I have written dozens upon dozens of reports for my users. I love the challenge of finding the data and wrangling it into a report in a way that doesn’t take a hundred years to run when they decide to return a year’s worth of data. One of the common requests that I get is to provide a parameter that will allow them to choose a single client or all clients. At first blush this is a very simple request and can be accomplished by using the ISNULL function.
Unfortunately there are performance implications using the ISNULL function. The ISNULL function is non-sargable. This means that when the function is used as part of a predicate, it can’t utilize the necessary index in an optimal way to filter the data. In this example, the Execution Plan shows that a full index scan was used to return one row. This equated to 80 Logical Reads for my dataset. This is the same number of Logical Reads whether one row was returned or all rows were returned. Eighty Logical Reads may not be that big a deal, but what about on a table that has hundreds of thousands of rows?
Statistics on the Table I/O Tab in SQL Sentry Plan Explorer Pro
An Alternate Universe
There is an alternate way of accomplishing this same request and it uses Set Theory to solve the problem. I can accomplish the same request by separating out the ISNULL logic into two different SQL statements and using UNION ALL to join the two result sets into one result set. Even though I’m using two different SQL statements, only one will return data during the execution of the logic.

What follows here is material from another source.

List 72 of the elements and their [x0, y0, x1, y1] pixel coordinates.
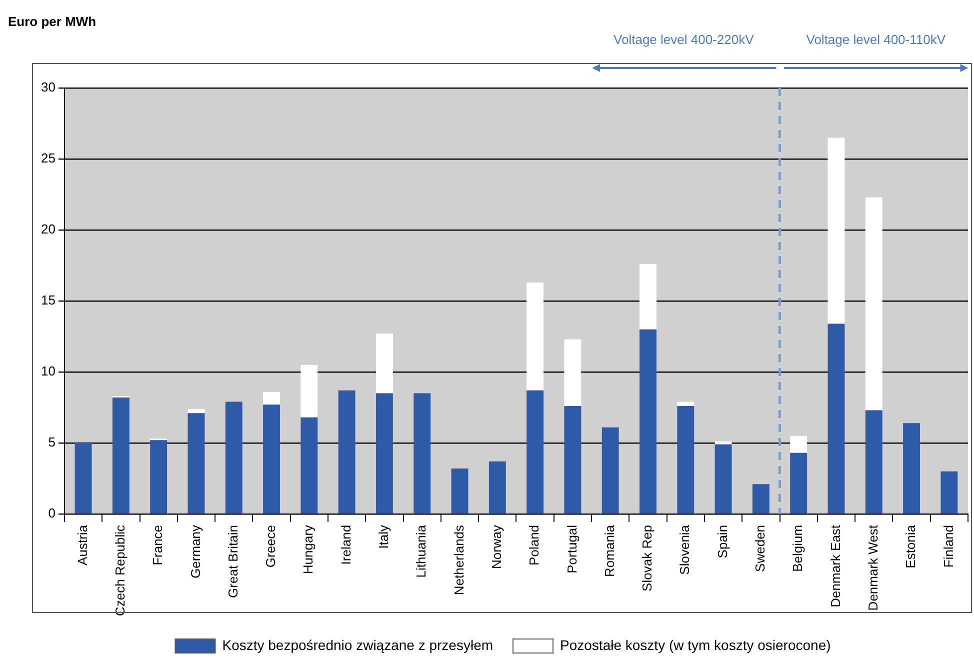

The first SELECT statement returns rows when the @ClientID variable has a value other than NULL. The second SELECT statement returns rows when @ClientID is NULL. By using UNION ALL instead of UNION we forgo the task of checking if there are duplicate rows in the second SELECT statement.
The Execution Plan now contains the ability to handle both cases, and the Logical Reads changes based on the value of @ClientID. There are still 80 Logical Reads when @ClientID is NULL because the whole table is being returned, but the Logical Reads are reduced to two when @ClientID is set to a single client number.
In this example I was able to use UNION ALL to filter on one or all clients, but it isn’t always the best solution. If the table being filtered fits on one page, then a table scan will occur regardless of how the predicate is setup. In that case, the ISNULL statement is easier to maintain so it would be the better solution.
It is always best to take a look at the Execution Plan of a SQL statement to see if there are any Index Scans on filtered data. If there are, you should take a look to see if there is another, set based approach to solve the problem.